Population^{[citation needed]}
- • Total: 2,139
- Time zone: UTC+4 (AZT)

= Alxanlı =

Alxanlı (also, Alıxanlı, Alikhanly, Alkhanly, Ashaga Alkhanly, Orta Alkhanly, and Yukhari-Alkhanly) is a village and municipality in the Fuzuli District of Azerbaijan. It has a population of 2,139. Alxanlı was located close to the Nagorno-Karabakh Line of Contact prior to the 2020 Nagorno-Karabakh war.

== History ==

=== First Nagorno-Karabakh War ===
In August 1993, during the First Nagorno Karabakh War, it was itself occupied by the Armenians and razed, while its residents fled. In January 1994, Azerbaijan managed to recapture the village. The houses were gradually rebuilt, and 582 families of the pre-war population of 712 families managed to return.

=== 2017 shelling ===

On 4 July 2017, the village came under media attention after a 51-year-old Azerbaijani woman and her 18-month-old granddaughter were killed while their house was shelled by the Armenians. Another woman, 52, who was in the house at the time, was heavily wounded but survived. Both sides accused each other of violating the ceasefire. Armenian Foreign Minister Shavarsh Kocharyan did not deny that the shelling of Alxanlı had taken place but added that Azerbaijan was responsible for all casualties due to "continuing military provocations against Nagorno-Karabakh". Local authorities of the unrecognised Nagorno-Karabakh Republic claimed "Azerbaijan was using its population as a human shield". Azerbaijani Defense Ministry spokesperson Vagif Dargahly refuted these claims saying there had been no military headquarters or firing positions in Alxanlı at the time of the shelling.
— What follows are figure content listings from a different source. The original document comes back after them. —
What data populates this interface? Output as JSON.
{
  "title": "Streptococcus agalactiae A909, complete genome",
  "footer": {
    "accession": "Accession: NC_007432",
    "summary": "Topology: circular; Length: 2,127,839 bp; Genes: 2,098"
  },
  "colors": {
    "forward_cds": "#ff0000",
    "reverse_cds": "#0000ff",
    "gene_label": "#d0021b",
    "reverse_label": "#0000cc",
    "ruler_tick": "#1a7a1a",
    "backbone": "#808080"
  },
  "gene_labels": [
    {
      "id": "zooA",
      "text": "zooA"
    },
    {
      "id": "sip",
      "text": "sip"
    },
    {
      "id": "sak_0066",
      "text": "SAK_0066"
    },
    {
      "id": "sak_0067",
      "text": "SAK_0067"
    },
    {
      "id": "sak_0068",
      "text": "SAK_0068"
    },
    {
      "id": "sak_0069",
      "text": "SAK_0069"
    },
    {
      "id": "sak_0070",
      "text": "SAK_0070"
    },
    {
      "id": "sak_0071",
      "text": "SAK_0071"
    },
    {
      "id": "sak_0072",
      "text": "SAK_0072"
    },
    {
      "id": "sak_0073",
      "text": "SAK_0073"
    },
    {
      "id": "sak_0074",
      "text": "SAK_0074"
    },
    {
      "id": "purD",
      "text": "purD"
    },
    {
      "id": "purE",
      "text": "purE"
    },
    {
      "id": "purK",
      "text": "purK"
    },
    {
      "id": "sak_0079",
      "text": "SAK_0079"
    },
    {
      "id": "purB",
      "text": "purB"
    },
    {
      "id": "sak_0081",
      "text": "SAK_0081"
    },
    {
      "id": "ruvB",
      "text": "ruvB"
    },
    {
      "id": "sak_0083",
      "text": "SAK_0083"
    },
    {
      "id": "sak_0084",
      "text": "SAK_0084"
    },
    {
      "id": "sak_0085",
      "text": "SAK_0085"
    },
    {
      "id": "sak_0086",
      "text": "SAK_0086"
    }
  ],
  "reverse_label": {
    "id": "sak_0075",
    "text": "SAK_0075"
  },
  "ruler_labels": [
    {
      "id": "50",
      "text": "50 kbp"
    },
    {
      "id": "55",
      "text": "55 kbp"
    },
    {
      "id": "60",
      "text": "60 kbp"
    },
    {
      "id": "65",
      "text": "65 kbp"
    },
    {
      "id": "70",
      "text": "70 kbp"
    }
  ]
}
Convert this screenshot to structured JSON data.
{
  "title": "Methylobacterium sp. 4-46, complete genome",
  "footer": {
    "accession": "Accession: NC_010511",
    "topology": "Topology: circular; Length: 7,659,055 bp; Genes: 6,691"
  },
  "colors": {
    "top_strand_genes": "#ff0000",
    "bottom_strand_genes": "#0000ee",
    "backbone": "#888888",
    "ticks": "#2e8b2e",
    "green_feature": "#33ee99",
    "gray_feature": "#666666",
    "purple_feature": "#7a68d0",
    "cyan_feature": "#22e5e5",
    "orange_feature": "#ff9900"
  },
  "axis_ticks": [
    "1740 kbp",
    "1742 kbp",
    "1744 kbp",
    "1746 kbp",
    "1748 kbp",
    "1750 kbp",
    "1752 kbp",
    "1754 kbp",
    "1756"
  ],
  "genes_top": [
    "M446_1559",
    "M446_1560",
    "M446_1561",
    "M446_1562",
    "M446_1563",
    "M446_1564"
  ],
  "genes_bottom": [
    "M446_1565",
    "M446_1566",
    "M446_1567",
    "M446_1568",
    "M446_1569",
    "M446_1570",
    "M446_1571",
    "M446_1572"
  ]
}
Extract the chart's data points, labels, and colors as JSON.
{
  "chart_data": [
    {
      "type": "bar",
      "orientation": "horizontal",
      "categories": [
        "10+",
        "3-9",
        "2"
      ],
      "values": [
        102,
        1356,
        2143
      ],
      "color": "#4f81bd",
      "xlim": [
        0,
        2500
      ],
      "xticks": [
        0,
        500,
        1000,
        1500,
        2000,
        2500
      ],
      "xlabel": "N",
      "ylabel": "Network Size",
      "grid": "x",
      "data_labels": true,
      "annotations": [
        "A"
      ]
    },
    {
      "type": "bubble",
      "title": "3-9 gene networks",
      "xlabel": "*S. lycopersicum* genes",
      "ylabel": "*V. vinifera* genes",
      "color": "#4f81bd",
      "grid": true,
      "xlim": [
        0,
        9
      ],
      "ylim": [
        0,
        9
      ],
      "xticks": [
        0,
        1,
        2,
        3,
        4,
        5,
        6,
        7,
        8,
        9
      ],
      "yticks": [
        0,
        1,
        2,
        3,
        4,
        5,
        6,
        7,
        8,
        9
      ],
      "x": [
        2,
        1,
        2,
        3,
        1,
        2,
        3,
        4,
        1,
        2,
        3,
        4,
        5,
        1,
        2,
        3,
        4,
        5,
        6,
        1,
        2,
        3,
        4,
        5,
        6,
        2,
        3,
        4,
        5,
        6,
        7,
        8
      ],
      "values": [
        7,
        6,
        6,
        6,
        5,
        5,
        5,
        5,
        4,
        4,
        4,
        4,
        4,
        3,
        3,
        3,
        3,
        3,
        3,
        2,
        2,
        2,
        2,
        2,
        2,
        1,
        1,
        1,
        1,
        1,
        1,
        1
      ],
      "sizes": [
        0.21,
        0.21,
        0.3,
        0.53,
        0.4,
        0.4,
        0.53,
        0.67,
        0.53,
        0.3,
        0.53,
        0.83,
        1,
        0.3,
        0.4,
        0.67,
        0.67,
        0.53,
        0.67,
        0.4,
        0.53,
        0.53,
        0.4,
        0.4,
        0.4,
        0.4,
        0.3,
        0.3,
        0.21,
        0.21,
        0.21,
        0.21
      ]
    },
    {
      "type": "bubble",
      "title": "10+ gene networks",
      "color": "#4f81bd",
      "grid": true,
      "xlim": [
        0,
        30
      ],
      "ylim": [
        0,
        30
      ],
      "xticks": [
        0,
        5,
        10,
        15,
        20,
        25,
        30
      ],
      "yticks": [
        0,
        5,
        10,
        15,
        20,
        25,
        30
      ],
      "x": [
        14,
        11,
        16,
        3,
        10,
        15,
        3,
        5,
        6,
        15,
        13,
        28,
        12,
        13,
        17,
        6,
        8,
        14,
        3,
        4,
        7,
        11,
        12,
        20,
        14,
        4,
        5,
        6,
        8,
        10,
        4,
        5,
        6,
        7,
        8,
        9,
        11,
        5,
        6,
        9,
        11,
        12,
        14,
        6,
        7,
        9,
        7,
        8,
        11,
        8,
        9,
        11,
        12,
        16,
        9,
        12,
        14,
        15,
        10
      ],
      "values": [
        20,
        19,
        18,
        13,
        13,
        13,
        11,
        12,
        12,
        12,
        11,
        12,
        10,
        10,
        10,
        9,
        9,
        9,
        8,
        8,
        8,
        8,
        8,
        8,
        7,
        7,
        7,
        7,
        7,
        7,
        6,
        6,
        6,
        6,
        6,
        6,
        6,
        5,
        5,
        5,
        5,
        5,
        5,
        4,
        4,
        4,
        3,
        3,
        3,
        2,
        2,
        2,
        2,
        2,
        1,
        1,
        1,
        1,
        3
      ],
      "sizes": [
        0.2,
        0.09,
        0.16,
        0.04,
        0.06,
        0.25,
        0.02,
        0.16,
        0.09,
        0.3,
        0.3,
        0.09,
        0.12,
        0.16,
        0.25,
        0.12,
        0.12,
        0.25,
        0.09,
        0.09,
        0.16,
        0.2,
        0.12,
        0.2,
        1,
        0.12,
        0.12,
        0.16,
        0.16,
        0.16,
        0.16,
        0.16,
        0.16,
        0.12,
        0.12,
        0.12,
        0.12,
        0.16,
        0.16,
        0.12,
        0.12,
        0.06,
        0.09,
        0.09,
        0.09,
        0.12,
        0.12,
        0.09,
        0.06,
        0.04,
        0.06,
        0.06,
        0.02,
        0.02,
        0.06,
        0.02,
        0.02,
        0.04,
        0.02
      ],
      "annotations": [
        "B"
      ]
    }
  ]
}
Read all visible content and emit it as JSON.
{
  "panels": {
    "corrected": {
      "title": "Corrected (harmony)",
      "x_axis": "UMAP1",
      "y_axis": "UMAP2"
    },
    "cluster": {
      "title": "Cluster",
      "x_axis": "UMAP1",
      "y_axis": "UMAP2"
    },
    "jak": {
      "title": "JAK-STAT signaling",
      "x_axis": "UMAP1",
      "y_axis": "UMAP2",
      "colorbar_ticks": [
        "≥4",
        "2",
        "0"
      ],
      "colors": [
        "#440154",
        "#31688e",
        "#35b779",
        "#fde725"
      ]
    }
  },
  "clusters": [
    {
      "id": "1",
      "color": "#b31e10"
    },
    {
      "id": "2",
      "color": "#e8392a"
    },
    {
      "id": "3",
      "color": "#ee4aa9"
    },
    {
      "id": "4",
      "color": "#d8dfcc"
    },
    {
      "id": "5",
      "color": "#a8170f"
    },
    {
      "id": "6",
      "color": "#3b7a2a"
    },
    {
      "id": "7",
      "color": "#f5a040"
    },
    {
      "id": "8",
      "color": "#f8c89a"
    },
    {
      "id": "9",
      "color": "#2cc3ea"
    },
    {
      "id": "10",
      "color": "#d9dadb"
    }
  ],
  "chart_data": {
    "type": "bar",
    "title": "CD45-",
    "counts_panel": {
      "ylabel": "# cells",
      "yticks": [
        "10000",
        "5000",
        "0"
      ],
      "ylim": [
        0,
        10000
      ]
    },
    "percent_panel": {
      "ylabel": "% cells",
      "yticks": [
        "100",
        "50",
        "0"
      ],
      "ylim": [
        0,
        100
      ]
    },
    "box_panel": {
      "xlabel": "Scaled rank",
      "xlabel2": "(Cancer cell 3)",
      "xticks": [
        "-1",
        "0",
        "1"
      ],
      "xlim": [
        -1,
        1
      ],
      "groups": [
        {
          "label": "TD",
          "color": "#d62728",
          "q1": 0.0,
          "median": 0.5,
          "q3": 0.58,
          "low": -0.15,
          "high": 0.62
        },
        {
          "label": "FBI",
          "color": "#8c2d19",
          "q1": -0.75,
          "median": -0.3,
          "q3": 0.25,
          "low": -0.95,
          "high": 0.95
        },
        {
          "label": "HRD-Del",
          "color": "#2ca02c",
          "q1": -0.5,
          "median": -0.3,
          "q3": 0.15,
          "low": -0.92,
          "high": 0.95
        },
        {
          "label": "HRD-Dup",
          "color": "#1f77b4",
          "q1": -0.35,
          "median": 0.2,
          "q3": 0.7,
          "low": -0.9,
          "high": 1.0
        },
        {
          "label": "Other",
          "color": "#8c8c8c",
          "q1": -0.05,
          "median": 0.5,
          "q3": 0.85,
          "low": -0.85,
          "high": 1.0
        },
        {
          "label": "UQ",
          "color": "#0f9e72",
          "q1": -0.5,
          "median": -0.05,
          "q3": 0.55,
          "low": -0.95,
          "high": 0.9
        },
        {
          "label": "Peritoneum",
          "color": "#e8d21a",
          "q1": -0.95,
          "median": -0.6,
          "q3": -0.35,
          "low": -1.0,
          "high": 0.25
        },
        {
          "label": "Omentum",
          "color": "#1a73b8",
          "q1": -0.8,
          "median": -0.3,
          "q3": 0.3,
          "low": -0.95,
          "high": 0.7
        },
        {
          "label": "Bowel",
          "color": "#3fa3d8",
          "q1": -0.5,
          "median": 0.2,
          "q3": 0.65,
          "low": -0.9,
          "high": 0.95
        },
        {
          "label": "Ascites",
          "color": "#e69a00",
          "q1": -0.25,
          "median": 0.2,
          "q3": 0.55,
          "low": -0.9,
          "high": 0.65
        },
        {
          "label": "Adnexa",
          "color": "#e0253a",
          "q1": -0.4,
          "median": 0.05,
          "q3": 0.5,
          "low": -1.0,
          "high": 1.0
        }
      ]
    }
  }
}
On 6 July 2017, Azerbaijani state and local authorities organized a visit of foreign military attachés accredited to Azerbaijan and representatives of foreign media to Alxanlı. Turkish Foreign Ministry, ambassador of Iran to Azerbaijan, senators and parliament members from the United Kingdom, France, Germany, and Russia condemned the Armenian side for launching attacks on civilian population.